C'est du reste toujours à ce titre, comme membre d'une communauté parfaitement identifiée, identifiable, homogène et historiquement permanente, (presque) toujours remarquablement singulière, qu'il fut poursuivi ; jamais le Juif n'a été un
sans-peuple, il est au contraire, du fait même de son exil, la personnification de qui appartient au Peuple par excellence : il n'a jamais cessé d'être Cratyle, de persévérer coûte que coûte dans son être et sa Loi propres, envers et contre tout.
Ce qui me conduit au dernier point, concernant le caractère foncièrement non-inédit, lui non plus, des modalités antisémites "modernes" que vous dites, à savoir le fait que le Juif ne serait plus méprisé avec horreur comme un sous-homme, mais jalousé avec crainte et admiration comme un rival : mais, cher Francis, le juif s'est toujours considéré, au fil de son histoire, comme un
pur-sang (il le fut de plus littéralement par filiation matrilinéaire), et ce de droit divin, par-dessus le marché, se présentant comme le
peuple élu, comble du snobisme ségrégatif. Or cela a également toujours constitué une dimension intégrante des motifs de haine et de poursuite à son endroit, du temps de l’anti-judaïsme et de l'antisémitisme "classique".
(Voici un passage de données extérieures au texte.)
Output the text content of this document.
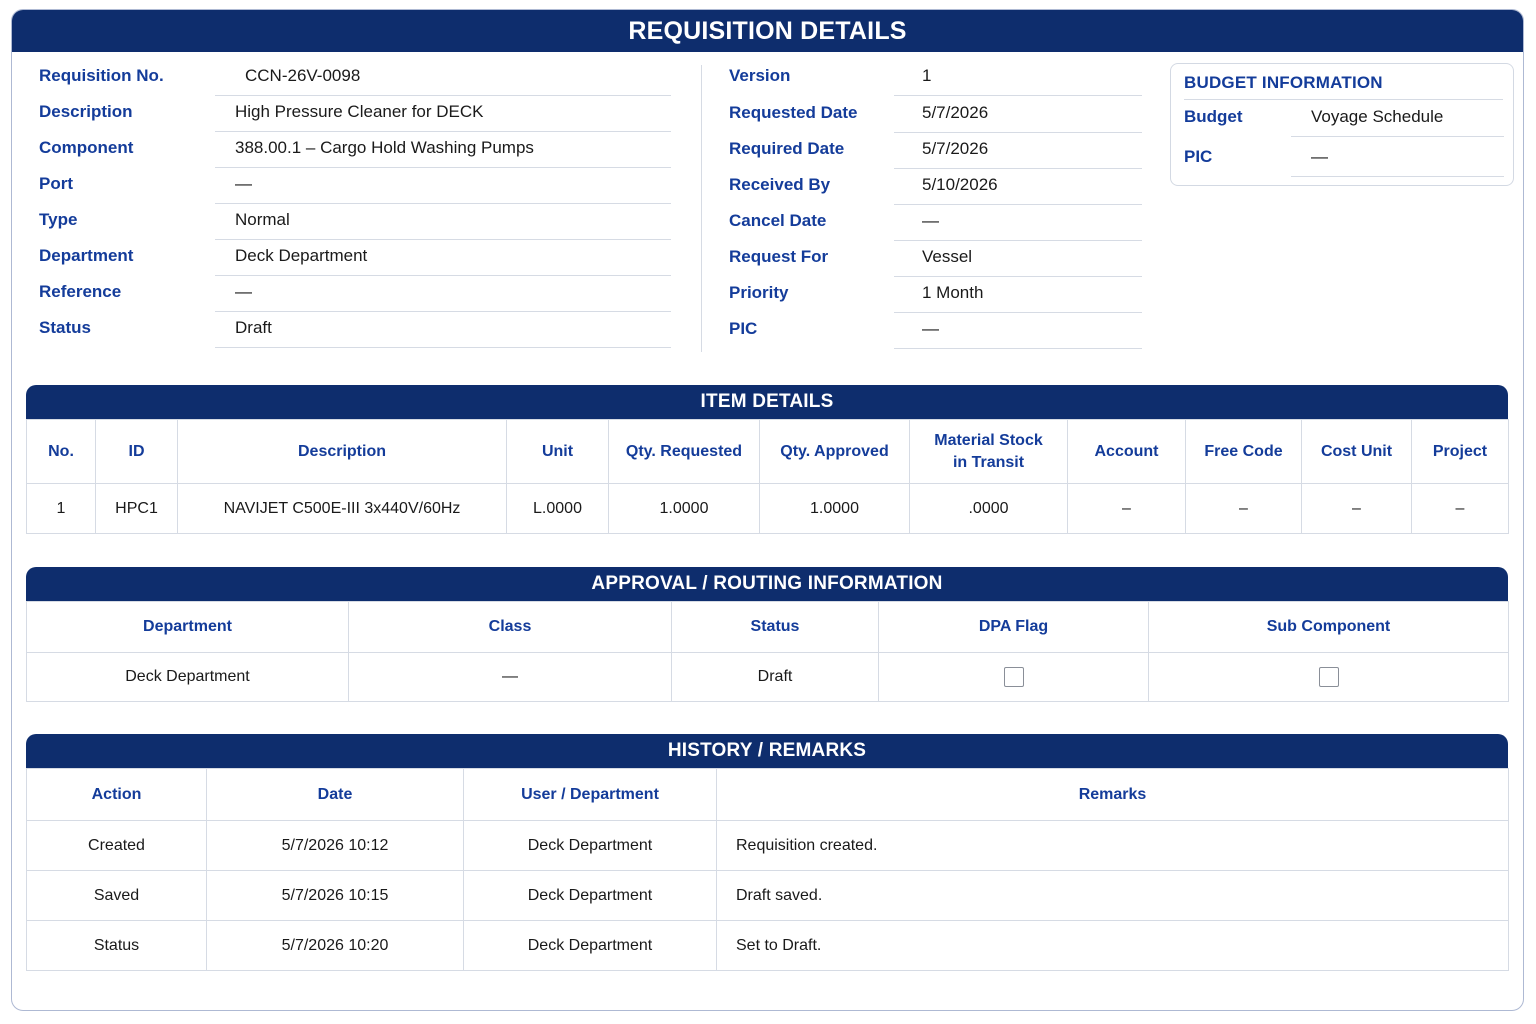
REQUISITION DETAILS
Requisition No.	CCN-26V-0098
Description	High Pressure Cleaner for DECK
Component	388.00.1 – Cargo Hold Washing Pumps
Port	—
Type	Normal
Department	Deck Department
Reference	—
Status	Draft
Version	1
Requested Date	5/7/2026
Required Date	5/7/2026
Received By	5/10/2026
Cancel Date	—
Request For	Vessel
Priority	1 Month
PIC	—
BUDGET INFORMATION
Budget	Voyage Schedule
PIC	—
ITEM DETAILS
No.	ID	Description	Unit	Qty. Requested	Qty. Approved	Material Stock in Transit	Account	Free Code	Cost Unit	Project
1	HPC1	NAVIJET C500E-III 3x440V/60Hz	L.0000	1.0000	1.0000	.0000	–	–	–	–
APPROVAL / ROUTING INFORMATION
Department	Class	Status	DPA Flag	Sub Component
Deck Department	—	Draft		
HISTORY / REMARKS
Action	Date	User / Department	Remarks
Created	5/7/2026 10:12	Deck Department	Requisition created.
Saved	5/7/2026 10:15	Deck Department	Draft saved.
Status	5/7/2026 10:20	Deck Department	Set to Draft.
Je ne sais si vous avez lu
Les Bienveillantes de Littel, livre assez bien documenté en général, où tout un chapitre est consacré à la rivalité, exposée par le personnage de Mandelbrod, entre deux "races de seigneurs", Juifs et Aryens, et au fait que cette concurrence serait en réalité le véritable moteur de l'antisémitisme nazi : il ne pourrait y avoir deux peuples absolument supérieurs, et une lutte à mort doit être engagée entre eux, pour désigner l'ultime et unique maître du monde.
Marcel a bien raison de parler d'"auberge espagnole", aux constituants à configuration toujours variable.